Monday, June 8, 2009

The Pen Is Mightier Than The Sword

In the studio’s May e-zine, we discussed the importance of print material. There is one aspect of print (hard copy) media that we did not address - one that is extremely important. It is the hand-written note. We have become so email oriented that we have forgotten this powerful tool. The hand written thank you note or invitation says one thing – You are important enough for me to take time out, compose a message and personally write it. I am not talking about a typewritten note – a human hand written message or note.

The sales courses talk about constantly keeping in touch with your prospects and clients. This is so true. Large amounts of communications coupled with the cost of paper, envelope and postage makes emails so cost-effective and they are so convenient.

Take a birthday card. There is the convenient electronic card you can send. It is convenient and low-cost. It is often entertaining with rich media. At least it says I did not forget. But too much email cards can make us “sloppy”. It is even easier to post something on your FaceBook wallpaper. Again, at least I did not forget.

But a personal card says you are really special:
• I remembered
• Took the time to pick out a card
• Wrote a message on the card
• You are important enough for that extra cost and time of mailing

With the card, I can also keep it and refer to it many times. My wife had this tradition that she would keep the Christmas and holiday cards we would receive. She would then during the year, take one card out of the collection to remind her of the sender and pray for them during the day. Keeping in your save box e-cards or emails is not quit the same thing.
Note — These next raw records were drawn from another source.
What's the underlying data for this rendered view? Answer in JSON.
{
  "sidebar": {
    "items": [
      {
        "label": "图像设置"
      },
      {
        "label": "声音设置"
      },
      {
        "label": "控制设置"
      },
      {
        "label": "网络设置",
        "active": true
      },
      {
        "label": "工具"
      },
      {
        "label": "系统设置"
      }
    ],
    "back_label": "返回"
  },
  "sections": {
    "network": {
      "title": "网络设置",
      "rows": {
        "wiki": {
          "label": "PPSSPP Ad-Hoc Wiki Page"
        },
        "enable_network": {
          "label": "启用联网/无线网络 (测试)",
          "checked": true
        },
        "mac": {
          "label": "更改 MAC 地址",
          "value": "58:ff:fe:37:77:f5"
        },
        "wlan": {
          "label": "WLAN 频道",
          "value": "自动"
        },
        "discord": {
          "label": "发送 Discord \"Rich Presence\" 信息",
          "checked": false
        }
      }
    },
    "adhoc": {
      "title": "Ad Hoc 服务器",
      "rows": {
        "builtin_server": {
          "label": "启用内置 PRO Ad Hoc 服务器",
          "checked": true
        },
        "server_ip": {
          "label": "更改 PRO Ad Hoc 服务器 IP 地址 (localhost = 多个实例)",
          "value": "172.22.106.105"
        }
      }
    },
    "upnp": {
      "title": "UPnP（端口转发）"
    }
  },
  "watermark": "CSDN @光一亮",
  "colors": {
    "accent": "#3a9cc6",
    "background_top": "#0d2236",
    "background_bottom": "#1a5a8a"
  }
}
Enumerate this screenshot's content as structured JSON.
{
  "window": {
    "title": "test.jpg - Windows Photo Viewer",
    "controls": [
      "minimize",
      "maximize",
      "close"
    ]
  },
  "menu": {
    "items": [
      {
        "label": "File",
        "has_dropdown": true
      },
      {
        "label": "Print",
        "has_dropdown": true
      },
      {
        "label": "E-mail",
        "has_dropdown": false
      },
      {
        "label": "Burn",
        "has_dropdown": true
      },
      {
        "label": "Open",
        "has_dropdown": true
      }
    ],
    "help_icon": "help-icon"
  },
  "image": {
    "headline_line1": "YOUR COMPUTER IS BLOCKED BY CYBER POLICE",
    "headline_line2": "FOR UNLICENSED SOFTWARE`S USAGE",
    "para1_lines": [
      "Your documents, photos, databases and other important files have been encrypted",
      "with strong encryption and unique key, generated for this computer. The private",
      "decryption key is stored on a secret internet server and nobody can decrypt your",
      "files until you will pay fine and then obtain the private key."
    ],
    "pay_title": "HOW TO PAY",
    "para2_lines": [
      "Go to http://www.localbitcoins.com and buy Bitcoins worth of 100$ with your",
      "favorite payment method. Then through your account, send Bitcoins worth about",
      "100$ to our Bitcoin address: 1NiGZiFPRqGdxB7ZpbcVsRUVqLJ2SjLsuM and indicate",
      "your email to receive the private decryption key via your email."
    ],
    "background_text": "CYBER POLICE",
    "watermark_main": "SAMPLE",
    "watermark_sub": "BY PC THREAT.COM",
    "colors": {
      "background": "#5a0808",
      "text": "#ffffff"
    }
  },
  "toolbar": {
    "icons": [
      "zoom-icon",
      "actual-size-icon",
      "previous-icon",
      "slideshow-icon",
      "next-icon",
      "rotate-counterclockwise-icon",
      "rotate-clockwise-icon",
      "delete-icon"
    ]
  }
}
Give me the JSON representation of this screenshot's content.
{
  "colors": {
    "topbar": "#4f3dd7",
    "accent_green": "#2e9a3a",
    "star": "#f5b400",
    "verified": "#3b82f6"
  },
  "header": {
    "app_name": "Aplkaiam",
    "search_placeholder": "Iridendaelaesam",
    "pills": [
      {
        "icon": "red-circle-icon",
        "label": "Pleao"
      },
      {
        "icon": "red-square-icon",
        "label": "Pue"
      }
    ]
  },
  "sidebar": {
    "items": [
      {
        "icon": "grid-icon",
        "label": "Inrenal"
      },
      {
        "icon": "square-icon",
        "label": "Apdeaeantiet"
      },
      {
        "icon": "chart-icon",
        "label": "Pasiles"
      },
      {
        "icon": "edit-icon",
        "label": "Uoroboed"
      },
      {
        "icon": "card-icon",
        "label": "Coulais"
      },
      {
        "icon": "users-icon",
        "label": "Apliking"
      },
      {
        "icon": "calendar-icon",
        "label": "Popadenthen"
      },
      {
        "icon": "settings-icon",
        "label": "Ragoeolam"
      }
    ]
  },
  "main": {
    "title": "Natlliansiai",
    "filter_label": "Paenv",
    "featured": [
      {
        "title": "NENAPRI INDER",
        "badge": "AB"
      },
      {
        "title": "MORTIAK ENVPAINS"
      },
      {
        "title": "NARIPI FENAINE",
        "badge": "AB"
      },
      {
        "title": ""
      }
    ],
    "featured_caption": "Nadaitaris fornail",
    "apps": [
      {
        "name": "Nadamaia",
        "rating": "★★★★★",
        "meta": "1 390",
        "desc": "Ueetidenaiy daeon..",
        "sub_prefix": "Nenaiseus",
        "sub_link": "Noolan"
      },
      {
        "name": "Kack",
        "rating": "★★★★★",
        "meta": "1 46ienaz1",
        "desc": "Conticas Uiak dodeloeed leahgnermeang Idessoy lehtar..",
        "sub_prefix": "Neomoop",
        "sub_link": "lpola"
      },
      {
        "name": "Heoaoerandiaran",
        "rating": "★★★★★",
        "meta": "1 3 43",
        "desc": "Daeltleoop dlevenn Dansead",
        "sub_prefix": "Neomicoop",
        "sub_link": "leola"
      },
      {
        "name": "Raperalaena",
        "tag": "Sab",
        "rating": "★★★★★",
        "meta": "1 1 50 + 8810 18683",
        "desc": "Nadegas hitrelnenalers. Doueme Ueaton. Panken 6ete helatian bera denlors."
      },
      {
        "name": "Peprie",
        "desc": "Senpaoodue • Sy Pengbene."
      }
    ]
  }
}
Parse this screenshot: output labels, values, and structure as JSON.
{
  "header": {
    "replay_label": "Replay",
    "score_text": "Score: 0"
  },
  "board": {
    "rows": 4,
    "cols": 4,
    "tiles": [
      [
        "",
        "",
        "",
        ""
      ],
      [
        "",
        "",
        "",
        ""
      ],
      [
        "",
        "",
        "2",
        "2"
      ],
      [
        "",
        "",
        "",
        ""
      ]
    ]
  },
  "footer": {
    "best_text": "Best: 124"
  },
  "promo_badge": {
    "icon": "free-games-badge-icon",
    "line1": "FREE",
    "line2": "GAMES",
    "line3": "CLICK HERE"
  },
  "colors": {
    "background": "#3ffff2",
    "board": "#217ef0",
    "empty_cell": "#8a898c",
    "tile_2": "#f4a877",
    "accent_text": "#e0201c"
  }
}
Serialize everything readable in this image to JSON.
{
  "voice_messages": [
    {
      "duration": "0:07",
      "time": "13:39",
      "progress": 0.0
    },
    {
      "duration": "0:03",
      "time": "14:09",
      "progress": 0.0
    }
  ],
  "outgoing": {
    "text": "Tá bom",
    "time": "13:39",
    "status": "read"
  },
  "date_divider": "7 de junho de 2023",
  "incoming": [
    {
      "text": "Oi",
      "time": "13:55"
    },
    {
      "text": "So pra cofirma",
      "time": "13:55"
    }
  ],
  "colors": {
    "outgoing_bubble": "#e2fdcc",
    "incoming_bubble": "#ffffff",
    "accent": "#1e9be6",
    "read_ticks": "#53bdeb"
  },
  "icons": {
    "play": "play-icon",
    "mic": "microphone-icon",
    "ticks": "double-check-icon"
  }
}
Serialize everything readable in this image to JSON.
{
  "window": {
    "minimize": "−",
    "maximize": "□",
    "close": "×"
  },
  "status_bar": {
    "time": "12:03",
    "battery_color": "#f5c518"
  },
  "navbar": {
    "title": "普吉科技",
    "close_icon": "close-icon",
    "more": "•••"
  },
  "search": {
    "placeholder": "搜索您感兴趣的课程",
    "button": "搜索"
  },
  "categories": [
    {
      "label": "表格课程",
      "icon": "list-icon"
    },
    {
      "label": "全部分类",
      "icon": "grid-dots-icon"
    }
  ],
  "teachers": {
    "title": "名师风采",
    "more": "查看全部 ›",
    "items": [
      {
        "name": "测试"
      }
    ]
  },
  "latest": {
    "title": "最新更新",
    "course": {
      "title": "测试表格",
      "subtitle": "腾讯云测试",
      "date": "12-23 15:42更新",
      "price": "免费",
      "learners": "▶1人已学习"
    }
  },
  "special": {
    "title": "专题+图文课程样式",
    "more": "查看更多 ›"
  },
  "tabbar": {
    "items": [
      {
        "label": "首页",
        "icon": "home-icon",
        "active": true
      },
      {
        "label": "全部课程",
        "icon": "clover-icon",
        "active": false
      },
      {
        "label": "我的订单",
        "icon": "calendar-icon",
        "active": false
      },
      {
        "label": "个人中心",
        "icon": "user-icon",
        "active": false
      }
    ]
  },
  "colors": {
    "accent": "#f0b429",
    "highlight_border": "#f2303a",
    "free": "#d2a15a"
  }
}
We ask our new awards how they found out about the studio and why they selected us. Several times we were told it was because they received a hand written thank you card after we had met them.

By the way, poor penmanship is not an acceptable excuse. So buy that pack of thank you notes or cards and take the time to think of a message, personally write it out, and send it.

Tuesday, June 2, 2009

More Important Than Ever

Yesterday a long-standing client of the studio called. The first thing he said was “Kudos to you”. I know we had not just provided a deliverable, so I asked why the kudos. The client said because we answered the phone. “Kudos for answering the phone?” I asked. Well it seems that the client has been calling his other vendors and they have not been answering the phone.
I guess in today’s economic environment, every other call you make or receive is trying to collect money. You can easily see why the phone can become a source of pain. But these situations will get better as the economy gets better. Being available to your clients is not a short-term practice. It should be along-term habit. Make sure you answer the phone especially if it is one of your clients or prospects. You can always use caller-id to identify telemarketers. Answering the phone also includes returning phone calls.

Today’s consumers have the following characteristics. They are:
• Angry
• Cynical
• Time Starved
• Don’t care about the how only the results for them
• Measure their level of being impoverished not by amount of money but by connectivity.

If they cannot get in touch with you, they will feel impoverished. At times this can be troublesome for it creates a high level of psychological noise but not being able to reach you will make them uncomfortable. Our clients on the whole are more demanding. This is true not just for the graphics design industry but for all industries.

Even product oriented businesses find themselves in the service industry. Taking orders, processing orders, delivery instructions, etc are all service-oriented processes.
It is not just a matter of performing at your present level, but constantly raising the bar. So start today by answering the phone, or returning that call and do it with a smile.